Тем временем князь выехал вперёд, осадив коня перед могучим вепрем. Трувор сжимал в руке рогатину, которую кто-то из отроков весьма вовремя вложил князю в руку. Пот стекал по лбу, пощипывая глаза. Могучий рус, был похож на былинного героя из сказки вышедшего на поединок с чудовищем.
– Мальчишество это, кто же к секачу спереди подходит? В лоб его не прошибёшь, там кость, что твоя броня, – Кудря укоризненно покачал головой.
Вепрь, тем временем, повернул голову, только сейчас он увидел очередного врага. Буланый навострил уши, и замер. Псы нехотя отбежали в сторону, но не покинули места битвы. Следующие несколько мгновений решали всё. Кабан глядел то на князя, то на коня, словно оценивая их силу. Зверь фыркнул, продувая ноздри, и бросился вперёд. Казалось, ни что не остановит эту, летящую словно таран, гору щетинистой и косматой плоти. Буланый, подался в сторону, кабан увидев это, чуть сменил направление, но жеребец, по молчаливой указке всадника, в последнее мгновение скакнул совсем в другую сторону.
– Ай да князь, а ведь недавно еле в седле держался! – восхищённо выкрикнул Даньша поражённый изяществом жеребца и сноровкой всадника.
– Правит то ловко, да только рогатину в плечо вогнал, а надо было под ухо бить, иль под лопатку, – снова заворчал Кудря, поглаживая по гриве свою пегую лошадку. – Вишь, треснуло древко то, теперь уйдёт.
Словно услыхав слова разговорчивого кривича, и поняв, что перед ним больше никого нет, раненый секач бросился в кусты. Обломок копья так и остался торчать в боку.
– Ну, что я говорил, теперь лови его по кустам, – продолжал бубнить Кудря.
Трувор отшвырнул в сторону обломок древка.
– Копьё мне! – голос молодого князя напоминал медвежий рык.

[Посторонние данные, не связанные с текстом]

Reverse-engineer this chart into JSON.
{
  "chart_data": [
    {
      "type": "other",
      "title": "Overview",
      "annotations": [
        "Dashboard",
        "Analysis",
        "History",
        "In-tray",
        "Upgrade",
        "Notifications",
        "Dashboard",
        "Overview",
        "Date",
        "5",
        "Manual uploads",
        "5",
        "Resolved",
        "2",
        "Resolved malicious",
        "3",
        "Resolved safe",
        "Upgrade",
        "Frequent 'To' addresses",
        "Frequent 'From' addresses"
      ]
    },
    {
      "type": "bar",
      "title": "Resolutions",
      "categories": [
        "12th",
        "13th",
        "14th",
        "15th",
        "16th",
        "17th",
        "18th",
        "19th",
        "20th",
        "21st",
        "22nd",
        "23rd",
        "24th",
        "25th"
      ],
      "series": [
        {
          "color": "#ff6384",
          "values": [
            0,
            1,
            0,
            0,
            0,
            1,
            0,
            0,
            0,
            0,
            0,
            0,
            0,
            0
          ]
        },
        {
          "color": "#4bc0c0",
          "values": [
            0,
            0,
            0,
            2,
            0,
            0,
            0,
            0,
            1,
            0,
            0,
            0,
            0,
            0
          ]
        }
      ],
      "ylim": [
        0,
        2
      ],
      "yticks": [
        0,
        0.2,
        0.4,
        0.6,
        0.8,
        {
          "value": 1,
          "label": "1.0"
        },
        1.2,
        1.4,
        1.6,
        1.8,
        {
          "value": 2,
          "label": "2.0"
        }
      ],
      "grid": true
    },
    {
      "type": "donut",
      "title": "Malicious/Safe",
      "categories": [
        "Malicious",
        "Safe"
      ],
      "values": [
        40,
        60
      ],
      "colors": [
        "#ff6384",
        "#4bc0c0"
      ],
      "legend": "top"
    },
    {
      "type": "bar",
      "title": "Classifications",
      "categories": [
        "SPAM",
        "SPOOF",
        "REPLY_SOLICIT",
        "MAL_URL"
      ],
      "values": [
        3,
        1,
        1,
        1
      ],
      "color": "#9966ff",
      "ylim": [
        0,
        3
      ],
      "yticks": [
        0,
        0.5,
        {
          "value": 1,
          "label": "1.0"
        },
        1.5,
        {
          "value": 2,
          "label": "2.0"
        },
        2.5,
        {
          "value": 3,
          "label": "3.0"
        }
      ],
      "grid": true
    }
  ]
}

Один из дружинников тут же возник рядом, и протянул Трувору своё копьё. Князь пришпорил Буланого, и исчез в кустах, остальные последовали за ним.
Но, несмотря на свою прозорливость и опыт, матёрый Кудря ошибся. Не пробежав и сотни шагов, окровавленный секач запутался в валежнике. Повизгивая и хрипя, он ждал своей участи. Обрадованный Трувор, подъехав, соскочил с коня, отшвырнул копье, и прикончил подранка мечом. Не поднимая брошенного копья, князь вскочил на Буланого, жеребец при этом тихонечко заржал. Казалось, что дело сделано, но это было ещё не всё.
В тот момент, когда довольный собой Трувор натянул поводья, из-за торчащей из земли коряги, на поляну выскочил покрытый ссохшимися комьями грязи старый вепрь-одинец.
8
Страшен не тот, кто огромен и силён, не тот ужасен, кто рычит и издаёт громкие звуки, бояться нужно того, кто непредсказуем, отважен, смел и готов на всё: разить, убивать, пожирать. Особь, живое существо, человек или зверь, которому нечего терять, вот тот, кто по-настоящему опасен. Старый секач отжил свой век, он жил, сражался и побеждал, он познал жизнь, он видел смерть, и теперь уже не боялся её. Исхудалый, полинявший от времени и битв одиночка, был почти в полтора раза меньше того кабана, который лежал сейчас у копыт Буланого. Сегодня старик-одинец всего лишь случайно оказался в кольце, которым люди и их верные псы обложили его беспечных сородичей.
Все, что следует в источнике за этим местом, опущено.